The second theory for simulator sickness identifies postural instability as the determinant of simulator sickness. This theory notes that situations producing simulator sickness are denoted by their unfamiliarity to the participant more than the degree of sensory conflict; for example, sea sickness is, for many, a transient problem that is solved with experience to being on a ship. Thus, the novelty of the motion cues is hypothesized to lead to an inability to maintain postural control and this lack of control causes simulator sickness until the participant adapts. Key attributes here include the notation that the motions causing simulator sickness are in a nauseogenic low frequency range that overlaps with the frequency of motion within the human body as it maintains control over its posture. Experiments have measured markers of the onset of postural instability, and found that it precedes signs and symptoms of simulator sickness.

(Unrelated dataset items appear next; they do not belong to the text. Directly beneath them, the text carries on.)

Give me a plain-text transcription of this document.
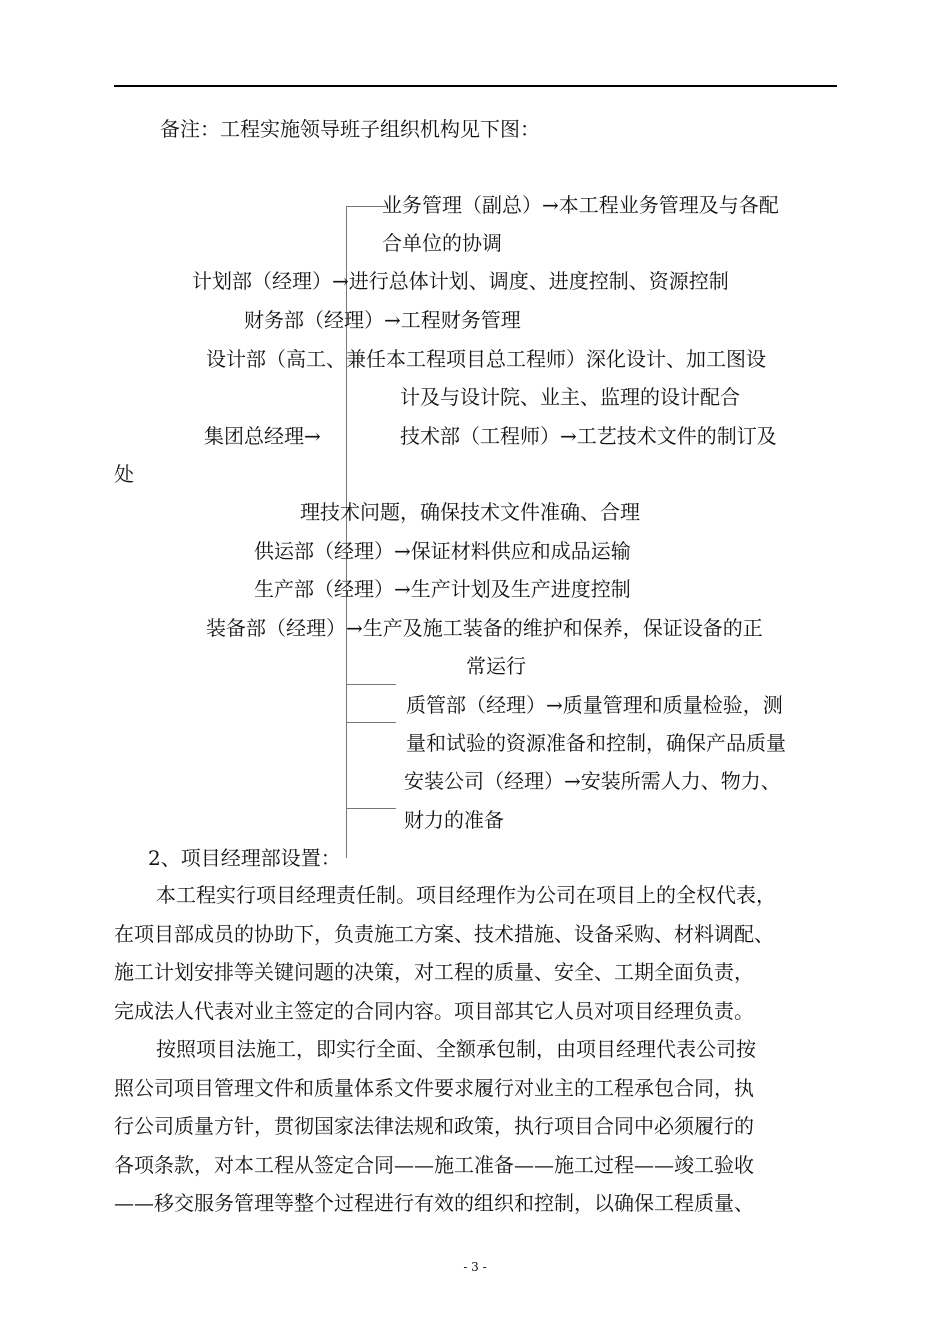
备注：工程实施领导班子组织机构见下图：
业务管理（副总）→本工程业务管理及与各配
合单位的协调
计划部（经理）→进行总体计划、调度、进度控制、资源控制
财务部（经理）→工程财务管理
设计部（高工、兼任本工程项目总工程师）深化设计、加工图设
计及与设计院、业主、监理的设计配合
集团总经理→	技术部（工程师）→工艺技术文件的制订及
处
理技术问题，确保技术文件准确、合理
供运部（经理）→保证材料供应和成品运输
生产部（经理）→生产计划及生产进度控制
装备部（经理）→生产及施工装备的维护和保养，保证设备的正
常运行
质管部（经理）→质量管理和质量检验，测
量和试验的资源准备和控制，确保产品质量
安装公司（经理）→安装所需人力、物力、
财力的准备
2、项目经理部设置：
本工程实行项目经理责任制。项目经理作为公司在项目上的全权代表，
在项目部成员的协助下，负责施工方案、技术措施、设备采购、材料调配、
施工计划安排等关键问题的决策，对工程的质量、安全、工期全面负责，
完成法人代表对业主签定的合同内容。项目部其它人员对项目经理负责。
按照项目法施工，即实行全面、全额承包制，由项目经理代表公司按
照公司项目管理文件和质量体系文件要求履行对业主的工程承包合同，执
行公司质量方针，贯彻国家法律法规和政策，执行项目合同中必须履行的
各项条款，对本工程从签定合同——施工准备——施工过程——竣工验收
——移交服务管理等整个过程进行有效的组织和控制，以确保工程质量、
- 3 -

At present, it is accurate to say that both—and neither—of these theories are yet adequate to fully explain and predict simulator sickness. Although it is clear which types of pilots are affected by it, and both sensory conflict theory and postural instability theory relate its onset with certain physiological conflicts, neither theory suffices to predict why these specific conflicts (vision vs. vestibular on the one hand, posture vs. control on the other) elicit sickness in the subject. Additional possibilities for elicitation of motion sickness in general (including simulator sickness) include gaze destabilization, which is disrupted if the vestibuloocular reflex gain in the nervous system is altered, moving patterns of visual stimuli, and motions that stimulate the otoliths and semicircular canals of the inner ear. It is unclear whether or not these stimuli are encountered in significant amounts in a simulator to induce sickness in the expert pilots. However, since laboratory studies have shown the removal of the vestibular projection areas of the cerebellum (in laboratory animals) to result in insusceptibility to motion sickness, it is almost certainly probable that the first of these theories holds the most promise with regard to research into the direct physiological causes of the phenomenon.

While anyone can experience simulator sickness, studies in flight simulators have found a correlation between the appearance of symptoms and the flight experience of the pilot. Studies conducted independently by the US Navy, US Coast Guard, and US Army during the 1980s all came to the same conclusion: the greater experience of the pilot, the higher the likelihood of sickness symptoms during simulation training exercises.[citation needed]

In 1989, the US Army released a report detailing the results of a study examining simulator sickness in UH-60 Blackhawk flight simulators, confirming the above hypothesis. The report also found that longer periods between sessions of flight simulation training resulted in greater probability of detrimental symptoms appearing increased.